Router
A minimalist and fast router framework for golang. Inspired by the most popular node.js web framework, express.js. It implements ServeHTTP
interface so you can use express style routing. It also wraps and extends the net/http Request
and ResponseWriter
into an easy to read and use function signature.
The main features are:
- Simple router, handler, and middleware
- The speed is up to 9 times faster than express.js
- Chainable router, request and response.
- Standard net/http compatible. Ready for google serverless
Get Started
Init folder and install
mkdir app
cd app
go mod init myapp
go get github.com/fastrodev/router
Create main.go file
package main
import (
"github.com/fastrodev/router"
"github.com/fastrodev/router/http"
)
func main() {
app := router.New()
app.Get("/", func(req http.Request, res http.Response) {
res.Send("hello")
})
app.Listen(9000)
}
Run webapp
go run main.go
Routing
You can add a new route with all http method and http param with :param
.
app.Get("/user/:id", handler)
You can append a regular expression in parentheses (())
app.Get("/user/:id([0-9]+)", handler)
Handler
The signature is similar to express.js handler.
func handler(req http.Request, res http.Response) {
res.Send("hello")
}
HTTP headers let the client and the server pass additional information with an HTTP request or response.
header := res.Header()
header.Set("sid", "123321")
Cookie
A cookie is information stored on your computer by a website you visit.
Get a cookie
c, err := req.Cookie("name")
Create a cookie
c := http.NewCookie()
expire := time.Now().Add(5 * time.Minute)
c.Name("name").Value("agus").Expires(expire)
Then attach it to response
res.Cookie(c)
Context
You can add a context using the app.Ctx(ctx)
function
app.Ctx(context.Background())
You can access the context from Request
ctx := req.Context()
and use it again via req.WithContext(ctx)
req = req.WithContext(ctx)
Logging
You can add a logger using the app.Log(log)
function
app.Log(log.Default())
Middleware
It have access to the request, the response, and the next function in the application’s request-response cycle.
Application-level middleware
func rootMiddleware(req http.Request, res http.Response, next http.Next) {
if req.URL.Path != "/" {
req = req.ErrorMiddleware(std.ErrAbortHandler, std.StatusForbidden)
next(req, res)
return
}
next(req, res)
}
app.Use(rootMiddleware)
Router-level middleware
handler := func(req http.Request, res http.Response) {
res.Send("hello")
}
middleware := func(req http.Request, res http.Response, next http.Next) {
// put your logic here
next(req, res)
}
app.Get("/", handler, middleware)
Example
You can find above implementations in the following source code: main.go.
Cloud Function
If you want to use serverless computing, you can deploy your codes to google cloud function.
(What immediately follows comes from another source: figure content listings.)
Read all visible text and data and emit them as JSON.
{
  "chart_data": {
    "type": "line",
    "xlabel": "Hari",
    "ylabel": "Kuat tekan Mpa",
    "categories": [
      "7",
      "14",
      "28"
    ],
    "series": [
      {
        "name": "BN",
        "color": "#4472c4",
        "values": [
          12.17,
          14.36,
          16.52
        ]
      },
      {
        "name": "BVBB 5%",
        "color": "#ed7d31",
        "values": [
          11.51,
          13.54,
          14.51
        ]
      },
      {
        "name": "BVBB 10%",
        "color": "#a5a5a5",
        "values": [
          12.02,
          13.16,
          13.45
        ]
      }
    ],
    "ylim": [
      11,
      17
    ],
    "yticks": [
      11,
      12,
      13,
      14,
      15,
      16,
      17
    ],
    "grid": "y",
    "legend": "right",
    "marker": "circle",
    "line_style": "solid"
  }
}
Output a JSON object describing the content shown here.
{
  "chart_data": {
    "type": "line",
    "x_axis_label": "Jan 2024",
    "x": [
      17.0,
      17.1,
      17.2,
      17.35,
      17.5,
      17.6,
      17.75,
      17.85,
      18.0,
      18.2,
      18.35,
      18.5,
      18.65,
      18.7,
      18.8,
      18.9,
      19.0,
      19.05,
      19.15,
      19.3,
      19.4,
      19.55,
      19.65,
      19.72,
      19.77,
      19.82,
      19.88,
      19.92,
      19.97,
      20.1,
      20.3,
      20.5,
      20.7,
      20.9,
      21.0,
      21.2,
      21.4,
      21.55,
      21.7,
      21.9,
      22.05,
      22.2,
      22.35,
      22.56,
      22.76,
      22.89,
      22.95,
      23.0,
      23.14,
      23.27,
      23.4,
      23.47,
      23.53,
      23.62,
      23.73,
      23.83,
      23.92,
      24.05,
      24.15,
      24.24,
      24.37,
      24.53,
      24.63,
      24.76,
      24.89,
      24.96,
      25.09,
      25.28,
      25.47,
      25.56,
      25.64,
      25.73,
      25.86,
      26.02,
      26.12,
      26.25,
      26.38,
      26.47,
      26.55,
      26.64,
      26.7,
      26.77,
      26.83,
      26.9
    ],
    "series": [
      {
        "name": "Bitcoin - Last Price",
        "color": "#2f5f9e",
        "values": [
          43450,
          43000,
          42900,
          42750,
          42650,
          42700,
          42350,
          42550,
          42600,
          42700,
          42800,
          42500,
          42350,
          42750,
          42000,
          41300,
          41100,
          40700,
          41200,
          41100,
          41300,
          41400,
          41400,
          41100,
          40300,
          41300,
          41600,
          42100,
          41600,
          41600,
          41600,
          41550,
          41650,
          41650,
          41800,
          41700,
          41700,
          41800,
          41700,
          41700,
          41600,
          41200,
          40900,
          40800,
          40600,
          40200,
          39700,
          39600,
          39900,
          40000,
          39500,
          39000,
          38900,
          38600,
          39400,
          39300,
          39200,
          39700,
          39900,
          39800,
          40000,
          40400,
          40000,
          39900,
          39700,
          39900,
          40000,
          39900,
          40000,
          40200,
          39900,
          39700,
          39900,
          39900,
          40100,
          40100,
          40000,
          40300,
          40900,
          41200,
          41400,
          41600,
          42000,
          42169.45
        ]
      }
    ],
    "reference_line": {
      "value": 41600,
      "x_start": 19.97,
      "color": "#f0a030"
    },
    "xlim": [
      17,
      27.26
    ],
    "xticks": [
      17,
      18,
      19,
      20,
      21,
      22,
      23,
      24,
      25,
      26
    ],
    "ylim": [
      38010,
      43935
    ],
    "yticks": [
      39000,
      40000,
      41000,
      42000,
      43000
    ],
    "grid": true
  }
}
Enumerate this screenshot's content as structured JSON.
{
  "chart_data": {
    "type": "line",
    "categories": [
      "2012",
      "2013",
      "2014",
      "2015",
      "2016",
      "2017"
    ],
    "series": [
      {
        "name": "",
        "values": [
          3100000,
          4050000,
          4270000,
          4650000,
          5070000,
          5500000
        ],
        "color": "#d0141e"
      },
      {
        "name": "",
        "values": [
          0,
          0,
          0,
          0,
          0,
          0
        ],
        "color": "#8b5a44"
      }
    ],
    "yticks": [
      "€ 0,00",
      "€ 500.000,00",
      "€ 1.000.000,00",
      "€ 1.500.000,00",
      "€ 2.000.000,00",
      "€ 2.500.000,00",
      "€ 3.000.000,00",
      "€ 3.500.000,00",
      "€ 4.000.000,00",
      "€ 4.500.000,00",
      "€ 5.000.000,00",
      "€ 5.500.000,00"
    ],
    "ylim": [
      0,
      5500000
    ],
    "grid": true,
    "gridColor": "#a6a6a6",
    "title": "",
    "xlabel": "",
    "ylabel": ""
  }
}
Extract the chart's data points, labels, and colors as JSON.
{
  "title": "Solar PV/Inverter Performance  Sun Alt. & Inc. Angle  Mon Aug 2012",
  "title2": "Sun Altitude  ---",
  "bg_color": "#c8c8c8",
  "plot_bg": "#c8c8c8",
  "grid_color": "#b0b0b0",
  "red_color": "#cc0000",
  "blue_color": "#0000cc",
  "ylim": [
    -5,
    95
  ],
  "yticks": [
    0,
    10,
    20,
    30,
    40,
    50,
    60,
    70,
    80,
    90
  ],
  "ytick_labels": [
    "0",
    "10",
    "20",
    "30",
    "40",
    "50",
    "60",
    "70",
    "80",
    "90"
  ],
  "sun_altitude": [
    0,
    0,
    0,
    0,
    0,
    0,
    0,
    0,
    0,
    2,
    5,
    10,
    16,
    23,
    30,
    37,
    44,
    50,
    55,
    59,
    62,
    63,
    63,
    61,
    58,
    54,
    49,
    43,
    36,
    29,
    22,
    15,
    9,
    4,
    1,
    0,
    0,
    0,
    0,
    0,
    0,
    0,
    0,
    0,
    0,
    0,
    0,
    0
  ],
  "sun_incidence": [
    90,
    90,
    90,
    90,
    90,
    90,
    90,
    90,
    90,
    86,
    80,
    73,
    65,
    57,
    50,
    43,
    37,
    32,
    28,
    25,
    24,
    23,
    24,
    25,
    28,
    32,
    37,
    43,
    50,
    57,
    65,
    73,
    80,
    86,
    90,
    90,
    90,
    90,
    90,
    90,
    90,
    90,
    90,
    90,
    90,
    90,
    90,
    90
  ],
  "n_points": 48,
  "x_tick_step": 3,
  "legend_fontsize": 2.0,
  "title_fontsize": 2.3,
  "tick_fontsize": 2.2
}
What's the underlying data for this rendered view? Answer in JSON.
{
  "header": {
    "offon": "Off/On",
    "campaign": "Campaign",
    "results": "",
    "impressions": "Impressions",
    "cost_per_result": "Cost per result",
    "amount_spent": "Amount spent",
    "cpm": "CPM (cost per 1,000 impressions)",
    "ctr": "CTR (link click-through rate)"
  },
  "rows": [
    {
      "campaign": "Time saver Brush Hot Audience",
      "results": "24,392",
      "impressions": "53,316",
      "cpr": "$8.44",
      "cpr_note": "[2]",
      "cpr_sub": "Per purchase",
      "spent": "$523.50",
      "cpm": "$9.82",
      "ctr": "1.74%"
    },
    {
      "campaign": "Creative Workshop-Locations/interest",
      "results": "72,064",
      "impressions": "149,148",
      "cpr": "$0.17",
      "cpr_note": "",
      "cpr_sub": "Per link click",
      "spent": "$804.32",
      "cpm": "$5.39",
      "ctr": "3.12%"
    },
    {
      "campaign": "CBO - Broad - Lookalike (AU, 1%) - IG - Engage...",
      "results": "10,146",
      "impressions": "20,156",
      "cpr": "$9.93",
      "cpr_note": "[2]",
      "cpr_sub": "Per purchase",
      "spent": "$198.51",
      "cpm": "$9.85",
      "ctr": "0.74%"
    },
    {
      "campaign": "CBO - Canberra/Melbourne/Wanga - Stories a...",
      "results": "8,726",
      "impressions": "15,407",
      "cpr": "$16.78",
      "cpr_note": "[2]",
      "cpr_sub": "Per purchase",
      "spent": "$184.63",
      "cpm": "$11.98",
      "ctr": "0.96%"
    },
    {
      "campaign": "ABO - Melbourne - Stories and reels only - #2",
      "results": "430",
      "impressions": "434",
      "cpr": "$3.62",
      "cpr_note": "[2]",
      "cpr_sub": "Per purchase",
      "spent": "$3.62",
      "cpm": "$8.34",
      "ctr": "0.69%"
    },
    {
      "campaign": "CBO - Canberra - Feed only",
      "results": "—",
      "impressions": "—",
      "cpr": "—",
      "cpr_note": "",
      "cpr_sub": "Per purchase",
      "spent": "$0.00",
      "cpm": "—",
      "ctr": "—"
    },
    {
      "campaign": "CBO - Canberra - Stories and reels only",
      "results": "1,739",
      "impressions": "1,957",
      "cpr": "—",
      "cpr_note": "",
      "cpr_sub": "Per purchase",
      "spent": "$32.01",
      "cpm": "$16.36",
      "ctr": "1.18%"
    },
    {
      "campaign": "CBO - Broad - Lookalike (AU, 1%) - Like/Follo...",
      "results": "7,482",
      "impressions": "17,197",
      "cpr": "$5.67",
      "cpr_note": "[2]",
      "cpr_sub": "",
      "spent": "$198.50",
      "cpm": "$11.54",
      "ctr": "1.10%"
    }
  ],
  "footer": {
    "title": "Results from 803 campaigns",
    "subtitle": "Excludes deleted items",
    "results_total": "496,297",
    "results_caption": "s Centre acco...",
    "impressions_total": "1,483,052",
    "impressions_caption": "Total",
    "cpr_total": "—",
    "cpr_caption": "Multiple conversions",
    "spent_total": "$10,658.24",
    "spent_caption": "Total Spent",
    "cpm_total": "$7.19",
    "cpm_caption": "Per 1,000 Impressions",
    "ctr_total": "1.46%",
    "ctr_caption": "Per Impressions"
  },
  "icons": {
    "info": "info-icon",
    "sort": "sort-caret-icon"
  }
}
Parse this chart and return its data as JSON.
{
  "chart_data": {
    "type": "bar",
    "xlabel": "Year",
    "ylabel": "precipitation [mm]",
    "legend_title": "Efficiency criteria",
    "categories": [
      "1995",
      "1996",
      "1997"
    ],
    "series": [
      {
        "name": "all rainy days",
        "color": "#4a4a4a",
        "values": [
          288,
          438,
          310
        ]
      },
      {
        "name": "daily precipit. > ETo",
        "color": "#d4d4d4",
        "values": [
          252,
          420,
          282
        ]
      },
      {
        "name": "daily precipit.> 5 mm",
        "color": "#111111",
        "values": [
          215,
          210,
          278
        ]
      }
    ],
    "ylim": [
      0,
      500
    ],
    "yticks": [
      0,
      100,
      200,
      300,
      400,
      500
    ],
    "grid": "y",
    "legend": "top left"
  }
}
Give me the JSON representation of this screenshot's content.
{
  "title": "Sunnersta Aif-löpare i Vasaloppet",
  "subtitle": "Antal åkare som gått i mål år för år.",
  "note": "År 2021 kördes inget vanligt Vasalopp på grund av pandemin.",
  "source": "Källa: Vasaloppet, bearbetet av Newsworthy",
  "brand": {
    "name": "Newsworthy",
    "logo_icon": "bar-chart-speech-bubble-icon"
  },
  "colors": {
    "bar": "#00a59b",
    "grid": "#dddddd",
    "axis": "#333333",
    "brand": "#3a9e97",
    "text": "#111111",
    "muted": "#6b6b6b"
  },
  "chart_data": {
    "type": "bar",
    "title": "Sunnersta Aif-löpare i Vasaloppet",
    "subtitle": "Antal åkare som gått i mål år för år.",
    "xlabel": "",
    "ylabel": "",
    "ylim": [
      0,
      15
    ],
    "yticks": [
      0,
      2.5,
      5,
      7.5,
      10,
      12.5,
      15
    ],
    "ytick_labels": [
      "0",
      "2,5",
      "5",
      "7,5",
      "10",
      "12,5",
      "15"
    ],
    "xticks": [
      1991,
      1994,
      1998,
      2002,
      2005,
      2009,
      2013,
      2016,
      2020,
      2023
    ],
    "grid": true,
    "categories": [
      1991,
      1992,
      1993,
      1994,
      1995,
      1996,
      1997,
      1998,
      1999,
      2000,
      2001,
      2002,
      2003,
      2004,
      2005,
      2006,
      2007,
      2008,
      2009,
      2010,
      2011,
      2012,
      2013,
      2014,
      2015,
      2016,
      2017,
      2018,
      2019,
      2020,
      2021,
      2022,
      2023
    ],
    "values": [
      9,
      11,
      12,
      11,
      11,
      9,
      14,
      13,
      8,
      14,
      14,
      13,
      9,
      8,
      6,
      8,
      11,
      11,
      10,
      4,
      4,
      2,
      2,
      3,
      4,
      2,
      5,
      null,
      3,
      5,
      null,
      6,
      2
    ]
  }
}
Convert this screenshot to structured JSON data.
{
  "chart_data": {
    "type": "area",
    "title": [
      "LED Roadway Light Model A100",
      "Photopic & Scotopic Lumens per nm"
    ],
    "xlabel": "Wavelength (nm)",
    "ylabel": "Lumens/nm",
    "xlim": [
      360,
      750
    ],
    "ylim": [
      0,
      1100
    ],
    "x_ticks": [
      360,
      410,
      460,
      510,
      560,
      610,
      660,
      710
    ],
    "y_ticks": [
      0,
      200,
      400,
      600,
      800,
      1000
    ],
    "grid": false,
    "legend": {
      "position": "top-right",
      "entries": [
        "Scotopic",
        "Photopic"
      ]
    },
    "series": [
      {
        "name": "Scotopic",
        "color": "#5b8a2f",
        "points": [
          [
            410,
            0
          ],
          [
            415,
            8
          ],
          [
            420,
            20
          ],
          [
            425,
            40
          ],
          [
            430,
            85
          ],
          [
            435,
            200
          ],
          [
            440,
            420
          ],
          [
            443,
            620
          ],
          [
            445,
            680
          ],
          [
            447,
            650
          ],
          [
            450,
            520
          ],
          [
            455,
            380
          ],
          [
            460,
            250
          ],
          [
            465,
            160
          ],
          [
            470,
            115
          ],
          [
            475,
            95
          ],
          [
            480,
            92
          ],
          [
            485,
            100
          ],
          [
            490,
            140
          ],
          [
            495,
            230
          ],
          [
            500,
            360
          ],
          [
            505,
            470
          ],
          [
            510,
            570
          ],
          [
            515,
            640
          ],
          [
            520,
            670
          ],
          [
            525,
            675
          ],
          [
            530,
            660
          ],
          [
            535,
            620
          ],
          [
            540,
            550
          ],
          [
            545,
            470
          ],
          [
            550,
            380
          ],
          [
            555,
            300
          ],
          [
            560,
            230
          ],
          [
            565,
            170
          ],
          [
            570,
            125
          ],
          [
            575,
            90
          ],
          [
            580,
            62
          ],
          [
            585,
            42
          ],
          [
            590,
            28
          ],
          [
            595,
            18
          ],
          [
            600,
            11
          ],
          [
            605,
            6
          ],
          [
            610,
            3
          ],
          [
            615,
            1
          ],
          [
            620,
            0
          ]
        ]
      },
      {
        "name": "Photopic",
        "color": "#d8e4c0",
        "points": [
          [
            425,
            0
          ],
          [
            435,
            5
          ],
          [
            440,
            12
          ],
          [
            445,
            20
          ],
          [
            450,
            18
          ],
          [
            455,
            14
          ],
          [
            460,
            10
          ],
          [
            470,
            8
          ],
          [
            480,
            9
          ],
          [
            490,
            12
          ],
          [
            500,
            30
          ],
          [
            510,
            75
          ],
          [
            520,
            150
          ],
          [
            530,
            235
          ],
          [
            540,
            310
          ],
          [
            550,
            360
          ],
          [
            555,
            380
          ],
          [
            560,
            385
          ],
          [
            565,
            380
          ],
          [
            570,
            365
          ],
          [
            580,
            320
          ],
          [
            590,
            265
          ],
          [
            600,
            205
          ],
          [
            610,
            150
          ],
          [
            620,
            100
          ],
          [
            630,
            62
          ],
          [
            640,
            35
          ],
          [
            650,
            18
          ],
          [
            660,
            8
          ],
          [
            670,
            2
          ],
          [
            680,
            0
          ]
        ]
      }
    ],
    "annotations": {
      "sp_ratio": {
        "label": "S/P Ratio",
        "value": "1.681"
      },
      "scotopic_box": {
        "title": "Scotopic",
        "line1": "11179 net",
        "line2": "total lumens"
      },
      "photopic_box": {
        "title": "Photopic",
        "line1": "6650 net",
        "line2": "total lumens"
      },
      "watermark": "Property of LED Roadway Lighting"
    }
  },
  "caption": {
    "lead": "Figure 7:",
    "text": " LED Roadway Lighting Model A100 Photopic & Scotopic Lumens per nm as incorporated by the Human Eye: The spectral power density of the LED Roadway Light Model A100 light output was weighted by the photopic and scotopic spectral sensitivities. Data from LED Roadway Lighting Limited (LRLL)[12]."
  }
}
With this approach, you don't call the Listen
function again. You must create a new function as the entry point for standard net/http Request
and ResponseWriter
.
Source code: main.go
package function
import (
std "net/http"
"github.com/fastrodev/router"
"github.com/fastrodev/router/http"
)
func createRouter() router.Router {
app := router.New()
app.Get("/", func(req http.Request, res http.Response) {
res.Send("Hello")
})
return app
}
func HelloHTTP(w std.ResponseWriter, r *std.Request) {
createRouter().ServeHTTP(w, r)
}
How to deploy
Reference: deploying the function
gcloud functions deploy HelloHTTP --runtime go113 --trigger-http --allow-unauthenticated
Live demo: HelloHTTP
Benchmarks
Router framework vs standard net/http
You can view the details here: benchmarks
module |
requests/sec |
percentage |
net/http |
89475.41 |
100.00% |
router |
88044.39 |
98.40% |
node.js |
48699.82 |
54.42% |
express.js |
9685.14 |
10.82% |
Contributing
We appreciate your help! The main purpose of this repository is to improve performance and readability, making it faster and easier to use.